In short, Tody's stored the vehicle in response to a police directive, not in reliance on any promise by Liberty. Its assertion that it would have acted differently is speculative and unsupported by the record. See Carroll v. Select Bd. of Norwell, 493 Mass. 178, 194, 223 N.E.3d 1178 (2024) (“unsupported speculation [is] entitled to no weight” [citation omitted]). Accordingly, the reliance element of promissory estoppel is not satisfied.
3. G. L. c. 159B, § 6B. Finally, Tody's seeks to recover storage fees from Liberty pursuant to § 6B, which limits charges for vehicles involuntarily towed. For unpaid storage charges, the statute authorizes a storage facility to claim a lien that can be enforced through sale of the vehicle in accordance with G. L. c. 255, § 39A. Section 6B, however, does not expressly authorize a private right of action against the vehicle owner, and the existence of a statutory remedy (the lien and sale mechanism) weighs against any such implication. Barbuto v. Advantage Sales & Mktg., LLC, 477 Mass. 456, 470, 78 N.E.3d 37 (2017), citing Salvas v. Wal-Mart Stores, Inc., 452 Mass. 337, 373, 893 N.E.2d 1187 (2008). Absent clear legislative intent, we decline to infer such a right. See Barbuto, supra at 469, 78 N.E.3d 37. Thus, Tody's claim under the statute was properly dismissed.
Conclusion. We affirm the grant of summary judgment in favor of Liberty on all of Tody's claims.
So ordered.
FOOTNOTES
1. We acknowledge the amicus brief submitted by the American Property Casualty Insurance Association and the Massachusetts Insurance Federation.
2. After completing an inventory, the police ordered the vehicle moved to their own facility, where they later executed a search warrant. On April 29, 2016, the vehicle was returned to Tody's garage.
3. Although Tody's asserted a breach of contract claim, it did not oppose summary judgment in Liberty's favor and raises no argument on appeal regarding that claim. Tody's also alleged a “breach of quasi-contract or contract implied in fact,” but the scope of this claim is unclear. A “quasi contract” is generally understood as a “contract implied in law,” not in fact. Salamon v. Terra, 394 Mass. 857, 859, 477 N.E.2d 1029 (1985). LiDonni, Inc. v. Hart, 355 Mass. 580, 583, 246 N.E.2d 446 (1969). Insofar as Tody's asserted a contract implied in law, our later analysis of the unjust enrichment claim is dispositive. See Lopes v. Commonwealth, 442 Mass. 170, 179, 811 N.E.2d 501 (2004) (“the plaintiffs’ claim of unjust enrichment does not state a separate cause of action, but a theory of recovery”); Salamon, supra (“The underlying basis for awarding quantum meruit damages in a quasi-contract case is unjust enrichment ․”). Conversely, if the claim was based on contract implied in fact, it is waived for failure to raise any argument in the brief. See Mass. R. A. P. 16 (a) (9) (A), as appearing in 481 Mass. 1628 (2019).

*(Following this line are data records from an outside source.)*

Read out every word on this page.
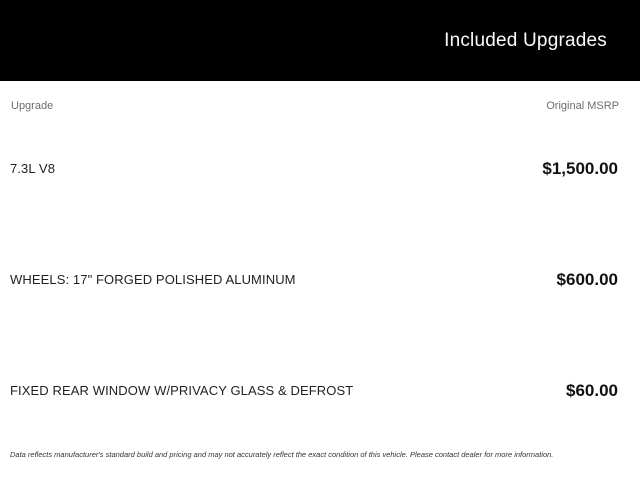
Included Upgrades
Upgrade	Original MSRP
7.3L V8	$1,500.00
WHEELS: 17" FORGED POLISHED ALUMINUM	$600.00
FIXED REAR WINDOW W/PRIVACY GLASS & DEFROST	$60.00
Data reflects manufacturer's standard build and pricing and may not accurately reflect the exact condition of this vehicle. Please contact dealer for more information.
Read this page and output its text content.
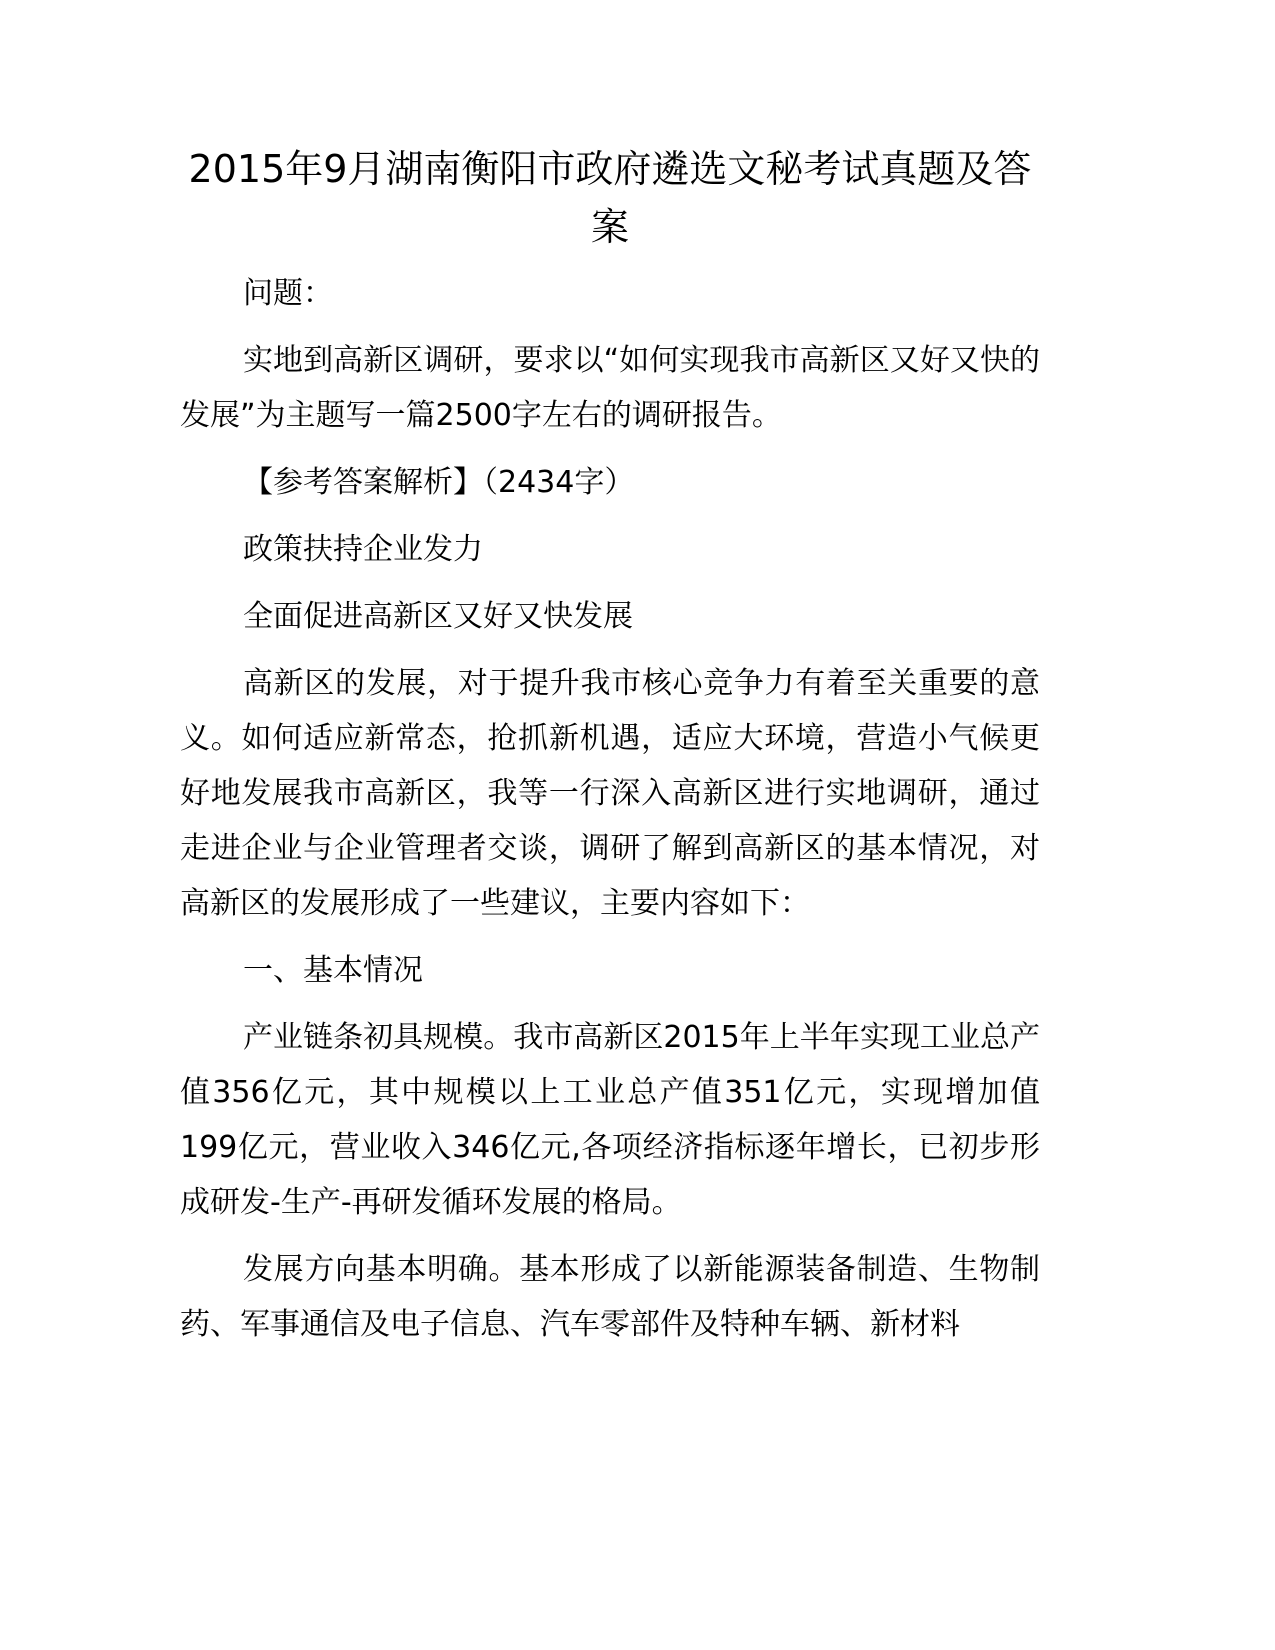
2015年9月湖南衡阳市政府遴选文秘考试真题及答案

问题：

实地到高新区调研，要求以“如何实现我市高新区又好又快的发展”为主题写一篇2500字左右的调研报告。

【参考答案解析】（2434字）

政策扶持企业发力

全面促进高新区又好又快发展

高新区的发展，对于提升我市核心竞争力有着至关重要的意义。如何适应新常态，抢抓新机遇，适应大环境，营造小气候更好地发展我市高新区，我等一行深入高新区进行实地调研，通过走进企业与企业管理者交谈，调研了解到高新区的基本情况，对高新区的发展形成了一些建议，主要内容如下：

一、基本情况

产业链条初具规模。我市高新区2015年上半年实现工业总产值356亿元，其中规模以上工业总产值351亿元，实现增加值199亿元，营业收入346亿元,各项经济指标逐年增长，已初步形成研发-生产-再研发循环发展的格局。

发展方向基本明确。基本形成了以新能源装备制造、生物制药、军事通信及电子信息、汽车零部件及特种车辆、新材料
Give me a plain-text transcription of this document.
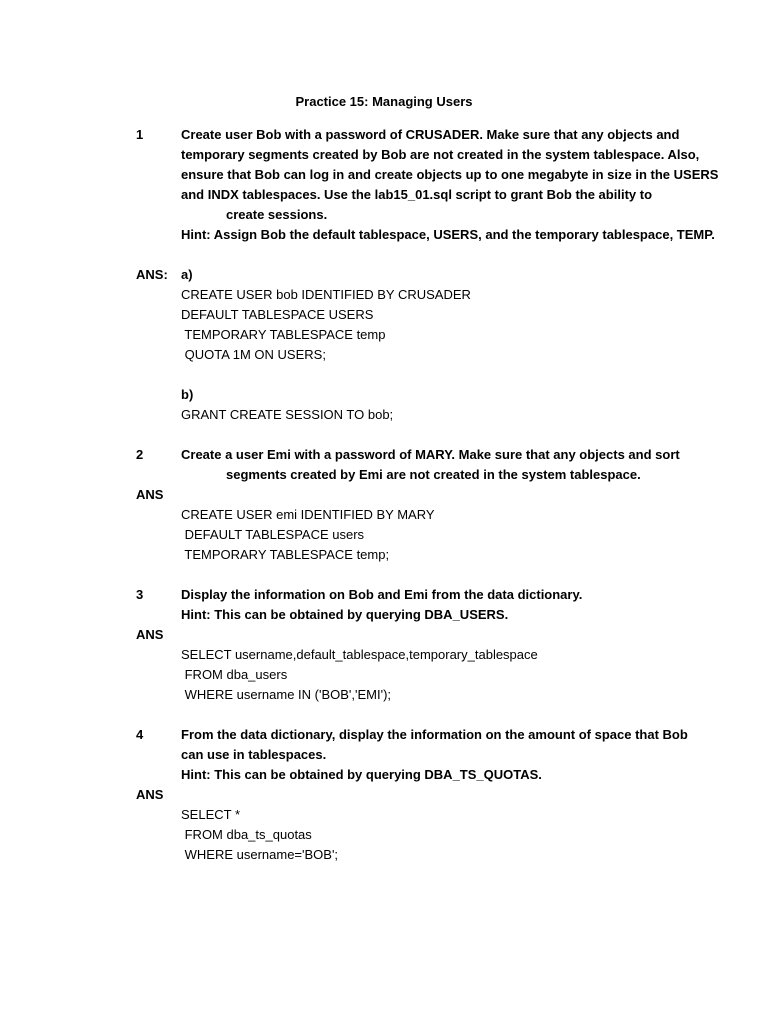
Practice 15: Managing Users
1	Create user Bob with a password of CRUSADER. Make sure that any objects and
temporary segments created by Bob are not created in the system tablespace. Also,
ensure that Bob can log in and create objects up to one megabyte in size in the USERS
and INDX tablespaces. Use the lab15_01.sql script to grant Bob the ability to
create sessions.
Hint: Assign Bob the default tablespace, USERS, and the temporary tablespace, TEMP.
ANS: a)
CREATE USER bob IDENTIFIED BY CRUSADER
DEFAULT TABLESPACE USERS
TEMPORARY TABLESPACE temp
QUOTA 1M ON USERS;
b)
GRANT CREATE SESSION TO bob;
2	Create a user Emi with a password of MARY. Make sure that any objects and sort
segments created by Emi are not created in the system tablespace.
ANS
CREATE USER emi IDENTIFIED BY MARY
DEFAULT TABLESPACE users
TEMPORARY TABLESPACE temp;
3	Display the information on Bob and Emi from the data dictionary.
Hint: This can be obtained by querying DBA_USERS.
ANS
SELECT username,default_tablespace,temporary_tablespace
FROM dba_users
WHERE username IN ('BOB','EMI');
4	From the data dictionary, display the information on the amount of space that Bob
can use in tablespaces.
Hint: This can be obtained by querying DBA_TS_QUOTAS.
ANS
SELECT *
FROM dba_ts_quotas
WHERE username='BOB';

4. Given that the vehicle had been declared a total loss, Tody's emphasizes its evidentiary -- not intrinsic -- value. Tody's distinguishes this case from Dines v. Liberty Mut. Ins. Co., 28 Mass. App. Ct. 195, 198-199, 548 N.E.2d 1268 (1990), where the benefit of vehicle storage was framed as preventing vandalism, and recovery was limited to fair market value. As Tody's does not claim a similar benefit of preventing vandalism, we need not address that issue. See Mass. R. A. P. 16 (a) (9) (A). Our analysis instead centers on the vehicle's asserted evidentiary value.
5. Additionally, Tody's claim fails because it was not reasonable to expect Liberty to pay for the vehicle storage. From March 1, 2016, until January 31, 2019, the Newton police department controlled the vehicle for investigatory and prosecutorial purposes. Liberty did not request, direct, or voluntarily accept Tody's storage services -- the vehicle was towed and stored at police direction. Accordingly, as Tody's storage services were not “voluntarily accepted” by Liberty, Tody's could have no reasonable expectation that Liberty would pay for those services. Salamon, 394 Mass. at 861, 477 N.E.2d 1029.
6. Because the unjust enrichment claim fails, we need not decide whether recovery is limited to the vehicle's fair market value. See Dines, 28 Mass. App. Ct. at 199, 548 N.E.2d 1268 (limiting quasi contract recovery for involuntarily towed vehicle to its fair market value).
GEORGES, J.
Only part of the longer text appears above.